An example of Kubernetes resource protection specification
apiVersion: ramendr.openshift.io/v1alpha1
kind: Recipe
metadata:
name: recipe-sample
namespace: my-app-ns
spec:
appType: demo-app # required, but not currently used
- name: volumes
type: volume
labelSelector: app=my-app
- name: config
backupRef: config
type: resource
includedResourceTypes:
- configmap
- secret
- name: deployments
backupRef: deployments
type: resource
includedResourceTypes:
- deployment
- name: instance-resources
backupRef: instance-resources
type: resource
excludedResourceTypes:
- configmap
- secret
- deployment
hooks:
- name: service-hooks
namespace: my-app-ns
labelSelector: shouldRunHook=true
ops:
- name: pre-backup
container: main
command: ["/scripts/pre_backup.sh"] # must exist in 'main' container
timeout: 1800
- name: post-restore
container: main
command: ["/scripts/post_restore.sh"] # must exist in 'main' container
timeout: 3600
workflows:
- name: capture # referenced in VRG
sequence:
- group: config
- group: deployments
- hook: service-hooks/pre-backup
- group: instance-resources
- name: recover # referenced in VRG
sequence:
- group: config
- group: deployments
- group: instance-resources
- hook: service-hooks/post-restore
VRG
sample that uses this Recipe
apiVersion: ramendr.openshift.io/v1alpha1
kind: VolumeReplicationGroup
metadata:
name: vrg-sample
namespace: my-app-ns # same Namespace as Recipe
spec:
kubeObjectProtection:
recipeRef:
name: recipe-sample
captureWorkflowName: capture
recoverWorkflowName: recover
volumeGroupName: volumes
Explanation of the capture and recovery specifications in VRG
The scope of a VRG disaster protection is a single Kubernetes namespace. The VRG protects persistent volumes that are associated with the namespace and optionally protects Kubernetes resources in the namespace. This documentation contains the product previews for protecting Kubernetes resources so does not explain the persistent volume disaster protection.

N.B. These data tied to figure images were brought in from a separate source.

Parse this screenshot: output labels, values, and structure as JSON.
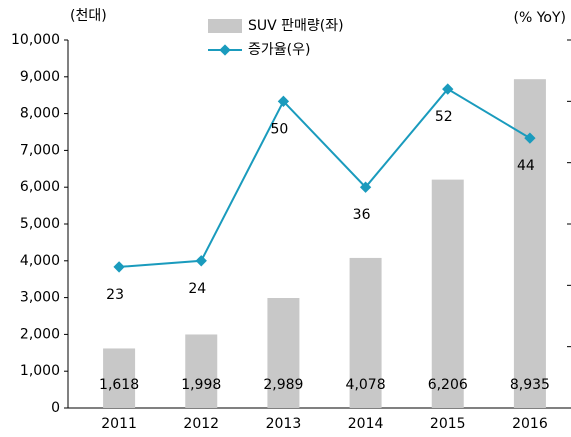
{
  "chart_data": {
    "type": "bar_line",
    "ylabel": "(천대)",
    "y2label": "(% YoY)",
    "categories": [
      "2011",
      "2012",
      "2013",
      "2014",
      "2015",
      "2016"
    ],
    "series": [
      {
        "name": "SUV 판매량(좌)",
        "type": "bar",
        "color": "#c8c8c8",
        "values": [
          1618,
          1998,
          2989,
          4078,
          6206,
          8935
        ],
        "value_labels": [
          "1,618",
          "1,998",
          "2,989",
          "4,078",
          "6,206",
          "8,935"
        ]
      },
      {
        "name": "증가율(우)",
        "type": "line",
        "axis": "y2",
        "color": "#1a9bbd",
        "values": [
          23,
          24,
          50,
          36,
          52,
          44
        ]
      }
    ],
    "ylim": [
      0,
      10000
    ],
    "yticks": [
      0,
      {
        "value": 1000,
        "label": "1,000"
      },
      {
        "value": 2000,
        "label": "2,000"
      },
      {
        "value": 3000,
        "label": "3,000"
      },
      {
        "value": 4000,
        "label": "4,000"
      },
      {
        "value": 5000,
        "label": "5,000"
      },
      {
        "value": 6000,
        "label": "6,000"
      },
      {
        "value": 7000,
        "label": "7,000"
      },
      {
        "value": 8000,
        "label": "8,000"
      },
      {
        "value": 9000,
        "label": "9,000"
      },
      {
        "value": 10000,
        "label": "10,000"
      }
    ],
    "y2lim": [
      0,
      60
    ],
    "y2ticks": [
      0,
      10,
      20,
      30,
      40,
      50,
      60
    ],
    "legend": "top"
  }
}
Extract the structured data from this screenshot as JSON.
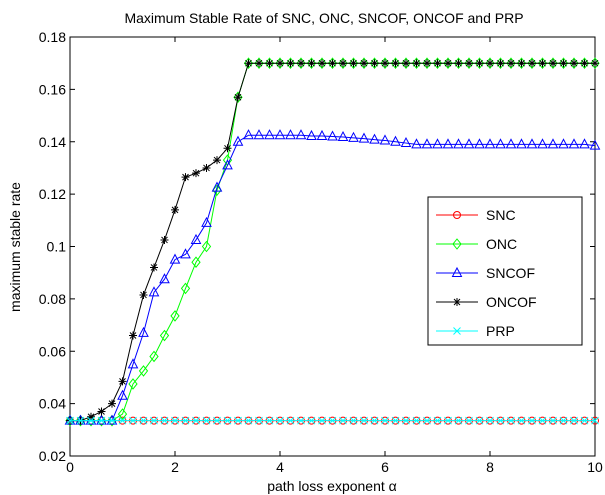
{
  "chart_data": {
    "type": "line",
    "title": "Maximum Stable Rate of SNC, ONC, SNCOF, ONCOF and PRP",
    "xlabel": "path loss exponent α",
    "ylabel": "maximum stable rate",
    "xlim": [
      0,
      10
    ],
    "ylim": [
      0.02,
      0.18
    ],
    "xticks": [
      "0",
      "2",
      "4",
      "6",
      "8",
      "10"
    ],
    "yticks": [
      "0.02",
      "0.04",
      "0.06",
      "0.08",
      "0.1",
      "0.12",
      "0.14",
      "0.16",
      "0.18"
    ],
    "grid": false,
    "legend_position": "right",
    "x": [
      0,
      0.2,
      0.4,
      0.6,
      0.8,
      1.0,
      1.2,
      1.4,
      1.6,
      1.8,
      2.0,
      2.2,
      2.4,
      2.6,
      2.8,
      3.0,
      3.2,
      3.4,
      3.6,
      3.8,
      4.0,
      4.2,
      4.4,
      4.6,
      4.8,
      5.0,
      5.2,
      5.4,
      5.6,
      5.8,
      6.0,
      6.2,
      6.4,
      6.6,
      6.8,
      7.0,
      7.2,
      7.4,
      7.6,
      7.8,
      8.0,
      8.2,
      8.4,
      8.6,
      8.8,
      9.0,
      9.2,
      9.4,
      9.6,
      9.8,
      10.0
    ],
    "series": [
      {
        "name": "SNC",
        "color": "#ff0000",
        "marker": "circle",
        "values": [
          0.0335,
          0.0335,
          0.0335,
          0.0335,
          0.0335,
          0.0335,
          0.0335,
          0.0335,
          0.0335,
          0.0335,
          0.0335,
          0.0335,
          0.0335,
          0.0335,
          0.0335,
          0.0335,
          0.0335,
          0.0335,
          0.0335,
          0.0335,
          0.0335,
          0.0335,
          0.0335,
          0.0335,
          0.0335,
          0.0335,
          0.0335,
          0.0335,
          0.0335,
          0.0335,
          0.0335,
          0.0335,
          0.0335,
          0.0335,
          0.0335,
          0.0335,
          0.0335,
          0.0335,
          0.0335,
          0.0335,
          0.0335,
          0.0335,
          0.0335,
          0.0335,
          0.0335,
          0.0335,
          0.0335,
          0.0335,
          0.0335,
          0.0335,
          0.0335
        ]
      },
      {
        "name": "ONC",
        "color": "#00ff00",
        "marker": "diamond",
        "values": [
          0.0335,
          0.0335,
          0.0335,
          0.0335,
          0.0335,
          0.036,
          0.0475,
          0.0525,
          0.058,
          0.066,
          0.0735,
          0.084,
          0.094,
          0.1,
          0.1215,
          0.133,
          0.157,
          0.17,
          0.17,
          0.17,
          0.17,
          0.17,
          0.17,
          0.17,
          0.17,
          0.17,
          0.17,
          0.17,
          0.17,
          0.17,
          0.17,
          0.17,
          0.17,
          0.17,
          0.17,
          0.17,
          0.17,
          0.17,
          0.17,
          0.17,
          0.17,
          0.17,
          0.17,
          0.17,
          0.17,
          0.17,
          0.17,
          0.17,
          0.17,
          0.17,
          0.17
        ]
      },
      {
        "name": "SNCOF",
        "color": "#0000ff",
        "marker": "triangle",
        "values": [
          0.0335,
          0.0335,
          0.0335,
          0.0335,
          0.0335,
          0.043,
          0.055,
          0.067,
          0.0825,
          0.0875,
          0.095,
          0.097,
          0.1025,
          0.109,
          0.1225,
          0.131,
          0.14,
          0.1425,
          0.1425,
          0.1425,
          0.1425,
          0.1425,
          0.1425,
          0.1422,
          0.1422,
          0.142,
          0.1418,
          0.1415,
          0.1412,
          0.1408,
          0.1405,
          0.14,
          0.1395,
          0.139,
          0.139,
          0.139,
          0.139,
          0.139,
          0.139,
          0.139,
          0.139,
          0.139,
          0.139,
          0.139,
          0.139,
          0.139,
          0.139,
          0.139,
          0.139,
          0.139,
          0.1385
        ]
      },
      {
        "name": "ONCOF",
        "color": "#000000",
        "marker": "star",
        "values": [
          0.0335,
          0.0335,
          0.035,
          0.037,
          0.04,
          0.0485,
          0.066,
          0.0815,
          0.092,
          0.1025,
          0.114,
          0.1265,
          0.128,
          0.13,
          0.133,
          0.1375,
          0.157,
          0.17,
          0.17,
          0.17,
          0.17,
          0.17,
          0.17,
          0.17,
          0.17,
          0.17,
          0.17,
          0.17,
          0.17,
          0.17,
          0.17,
          0.17,
          0.17,
          0.17,
          0.17,
          0.17,
          0.17,
          0.17,
          0.17,
          0.17,
          0.17,
          0.17,
          0.17,
          0.17,
          0.17,
          0.17,
          0.17,
          0.17,
          0.17,
          0.17,
          0.17
        ]
      },
      {
        "name": "PRP",
        "color": "#00ffff",
        "marker": "x",
        "values": [
          0.0335,
          0.0335,
          0.0335,
          0.0335,
          0.0335,
          0.0335,
          0.0335,
          0.0335,
          0.0335,
          0.0335,
          0.0335,
          0.0335,
          0.0335,
          0.0335,
          0.0335,
          0.0335,
          0.0335,
          0.0335,
          0.0335,
          0.0335,
          0.0335,
          0.0335,
          0.0335,
          0.0335,
          0.0335,
          0.0335,
          0.0335,
          0.0335,
          0.0335,
          0.0335,
          0.0335,
          0.0335,
          0.0335,
          0.0335,
          0.0335,
          0.0335,
          0.0335,
          0.0335,
          0.0335,
          0.0335,
          0.0335,
          0.0335,
          0.0335,
          0.0335,
          0.0335,
          0.0335,
          0.0335,
          0.0335,
          0.0335,
          0.0335,
          0.0335
        ]
      }
    ]
  }
}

VRG allows Kubernetes resources to be captured (backed up) and restored as part of disaster recovery. This is achieved through the RamenDR recipe. If a RamenDR recipe specification is not included in VRG, Kubernetes resources are not protected as part of VRG disaster protection.

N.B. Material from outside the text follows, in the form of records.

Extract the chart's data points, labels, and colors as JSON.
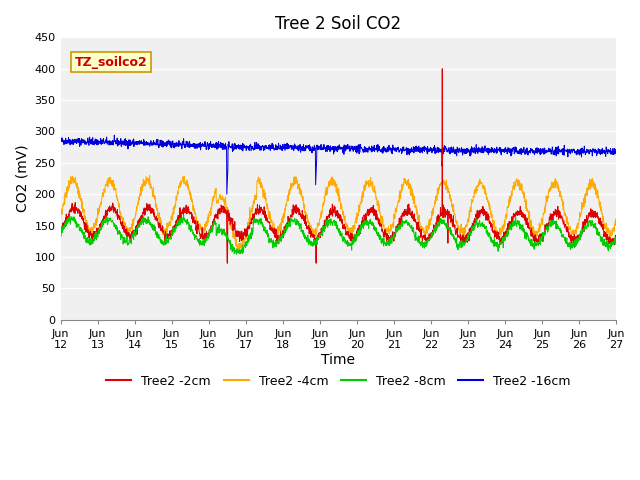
{
  "title": "Tree 2 Soil CO2",
  "xlabel": "Time",
  "ylabel": "CO2 (mV)",
  "ylim": [
    0,
    450
  ],
  "yticks": [
    0,
    50,
    100,
    150,
    200,
    250,
    300,
    350,
    400,
    450
  ],
  "x_tick_labels": [
    "Jun 12",
    "Jun 13",
    "Jun 14",
    "Jun 15",
    "Jun 16",
    "Jun 17",
    "Jun 18",
    "Jun 19",
    "Jun 20",
    "Jun 21",
    "Jun 22",
    "Jun 23",
    "Jun 24",
    "Jun 25",
    "Jun 26",
    "Jun 27"
  ],
  "legend_entries": [
    "Tree2 -2cm",
    "Tree2 -4cm",
    "Tree2 -8cm",
    "Tree2 -16cm"
  ],
  "colors": {
    "2cm": "#dd0000",
    "4cm": "#ffaa00",
    "8cm": "#00cc00",
    "16cm": "#0000dd"
  },
  "fig_bg": "#ffffff",
  "plot_bg": "#f0f0f0",
  "grid_color": "#ffffff",
  "annotation_box_text": "TZ_soilco2",
  "annotation_box_facecolor": "#ffffcc",
  "annotation_box_edgecolor": "#cc9900",
  "annotation_text_color": "#cc0000",
  "title_fontsize": 12,
  "axis_label_fontsize": 10,
  "tick_fontsize": 8,
  "legend_fontsize": 9
}
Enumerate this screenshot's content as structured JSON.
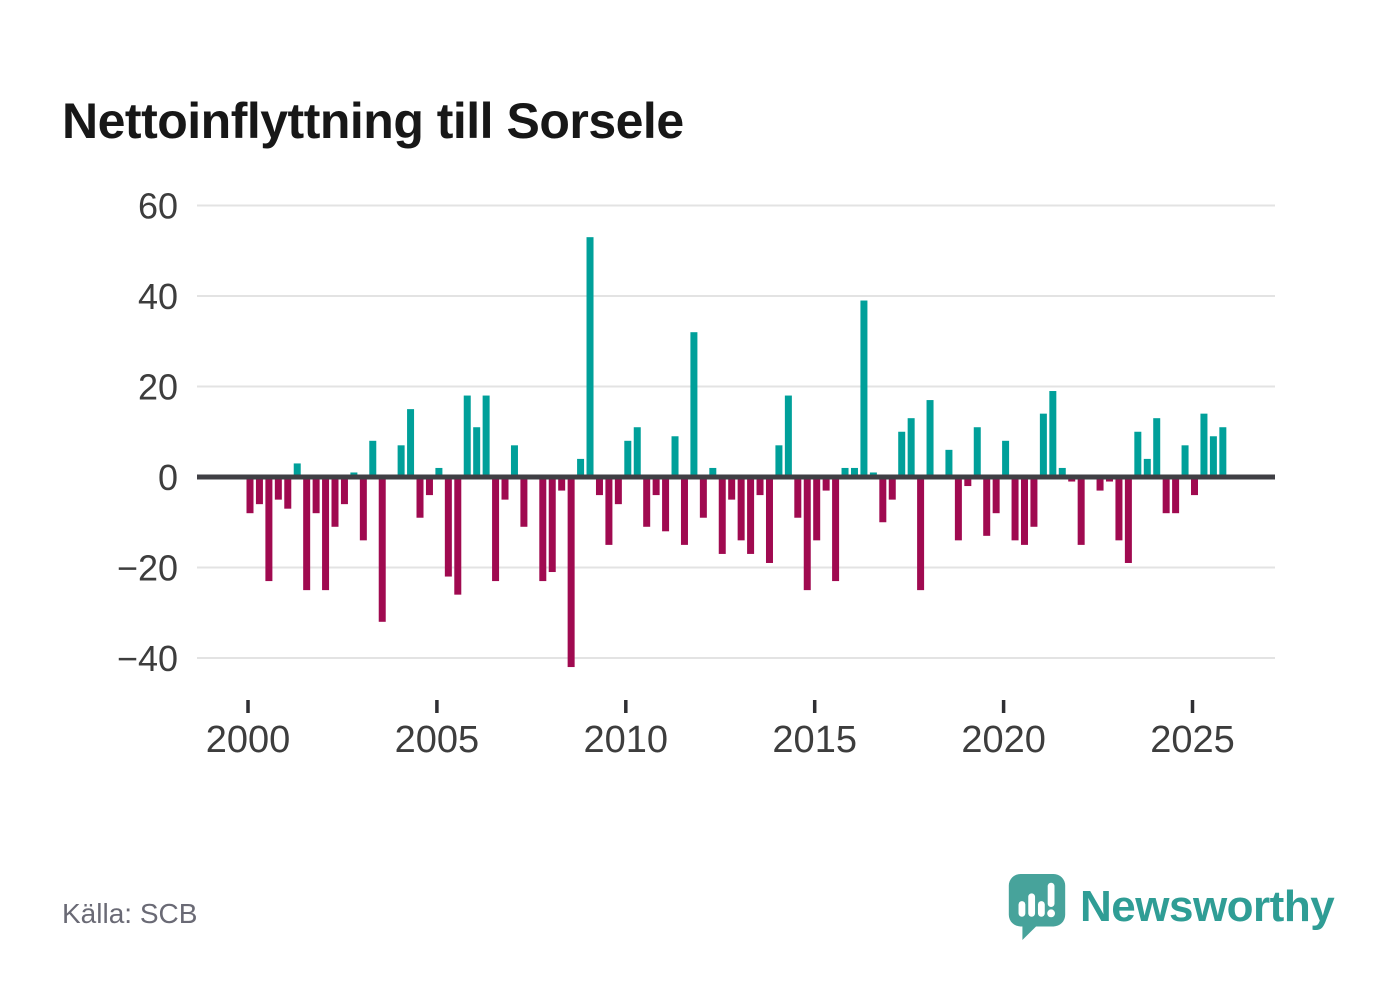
{
  "title": "Nettoinflyttning till Sorsele",
  "source": "Källa: SCB",
  "branding": {
    "wordmark": "Newsworthy"
  },
  "colors": {
    "positive": "#00a09a",
    "negative": "#a00a50",
    "grid": "#e3e3e3",
    "zero_line": "#3f3f44",
    "axis_text": "#3d3d3d",
    "title": "#171717",
    "source_text": "#6a6a75",
    "logo": "#47a39b",
    "wordmark": "#2f9d95",
    "background": "#ffffff"
  },
  "chart_data": {
    "type": "bar",
    "title": "Nettoinflyttning till Sorsele",
    "xlabel": "",
    "ylabel": "",
    "frequency": "quarterly",
    "start_period": "2000Q1",
    "end_period": "2025Q4",
    "x_tick_labels": [
      "2000",
      "2005",
      "2010",
      "2015",
      "2020",
      "2025"
    ],
    "y_ticks": [
      60,
      40,
      20,
      0,
      -20,
      -40
    ],
    "ylim": [
      -45,
      62
    ],
    "grid": true,
    "legend": "none",
    "bar_color_rule": "positive=teal, negative=crimson",
    "values": [
      -8,
      -6,
      -23,
      -5,
      -7,
      3,
      -25,
      -8,
      -25,
      -11,
      -6,
      1,
      -14,
      8,
      -32,
      0,
      7,
      15,
      -9,
      -4,
      2,
      -22,
      -26,
      18,
      11,
      18,
      -23,
      -5,
      7,
      -11,
      0,
      -23,
      -21,
      -3,
      -42,
      4,
      53,
      -4,
      -15,
      -6,
      8,
      11,
      -11,
      -4,
      -12,
      9,
      -15,
      32,
      -9,
      2,
      -17,
      -5,
      -14,
      -17,
      -4,
      -19,
      7,
      18,
      -9,
      -25,
      -14,
      -3,
      -23,
      2,
      2,
      39,
      1,
      -10,
      -5,
      10,
      13,
      -25,
      17,
      0,
      6,
      -14,
      -2,
      11,
      -13,
      -8,
      8,
      -14,
      -15,
      -11,
      14,
      19,
      2,
      -1,
      -15,
      0,
      -3,
      -1,
      -14,
      -19,
      10,
      4,
      13,
      -8,
      -8,
      7,
      -4,
      14,
      9,
      11
    ]
  }
}
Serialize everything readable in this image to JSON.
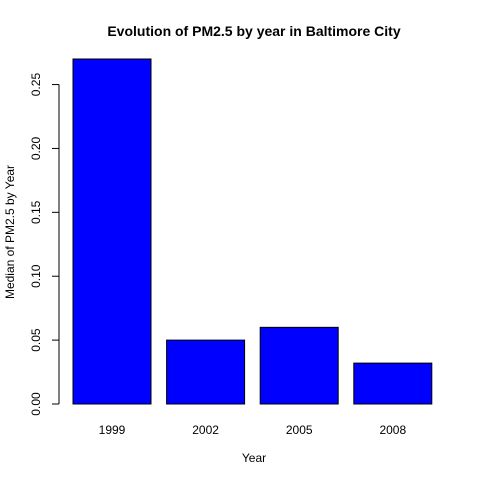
{
  "chart_data": {
    "type": "bar",
    "title": "Evolution of PM2.5 by year in Baltimore City",
    "xlabel": "Year",
    "ylabel": "Median of PM2.5 by Year",
    "categories": [
      "1999",
      "2002",
      "2005",
      "2008"
    ],
    "values": [
      0.27,
      0.05,
      0.06,
      0.032
    ],
    "ylim": [
      0,
      0.27
    ],
    "yticks": [
      "0.00",
      "0.05",
      "0.10",
      "0.15",
      "0.20",
      "0.25"
    ],
    "bar_color": "#0000ff",
    "bar_border": "#000000",
    "grid": false,
    "legend": "none"
  }
}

The RamenDR has two workflows, namely capture and recover. The capture order workflow provides instructions on how to capture a namespace Kubernetes resource. The recover workflow provides instructions on how to recover a namespaces Kubernetes resource after a disaster. This indicates that the order of capture and recovery workflow can be different and need not include the same resources. Each capture and recover workflow contains a list of resource instructions. Each item in the list is acted upon, even if it duplicates the work that is done by other items in the list. So care must be taken to avoid duplication in backup or recover lists so that best RPO and RTO are achieved.

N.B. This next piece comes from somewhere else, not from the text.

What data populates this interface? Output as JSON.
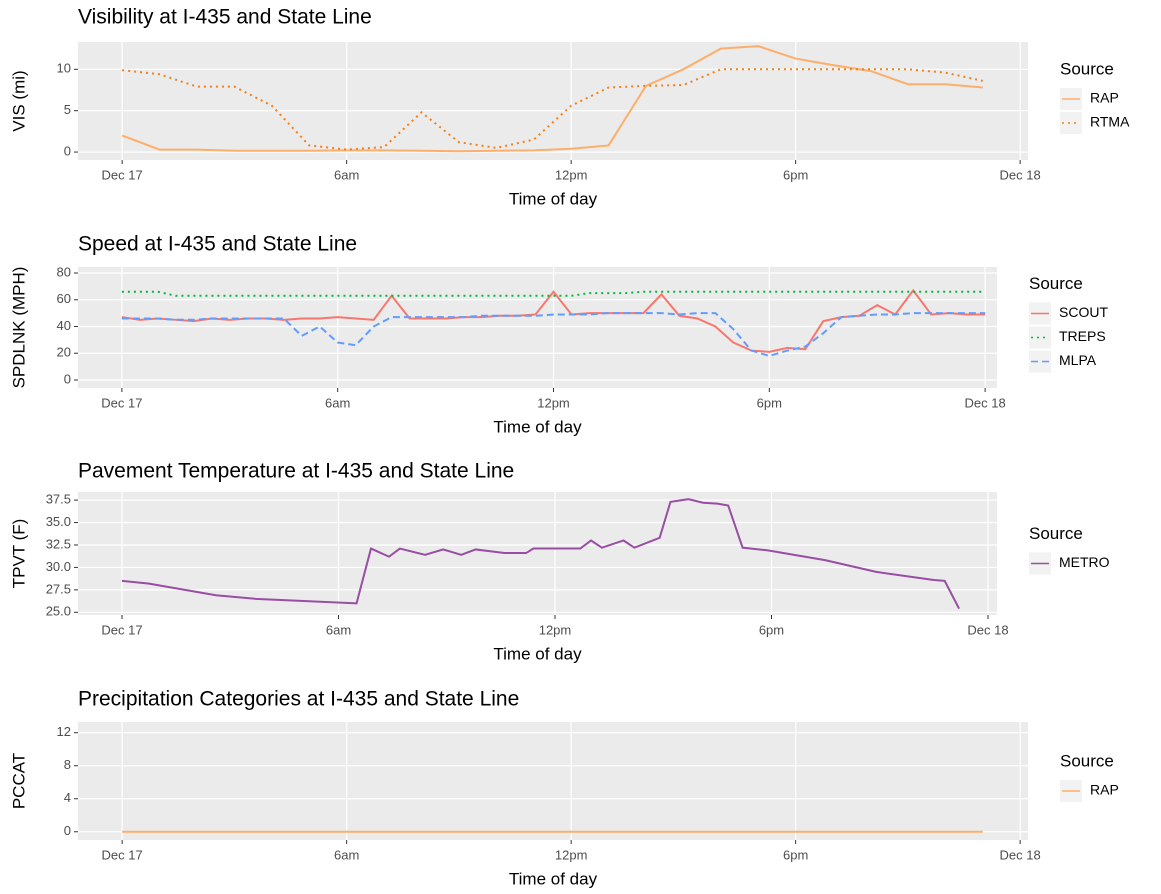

- The name of each item in the captureOrder list must be unique.
- The backupName of each item in the recoverOrder list much matches a name in the recoverOrder list.
- A labelSelector in a list item only applies to that item in the list.
- If a list item contains multiple labelSelectors, then any resource that matches either label selector is operated upon.
- IncludeClusterResources in a list item apply only to that item in the list.
- Each list item can contain either an includedResources section or an excludedResources section, but not both.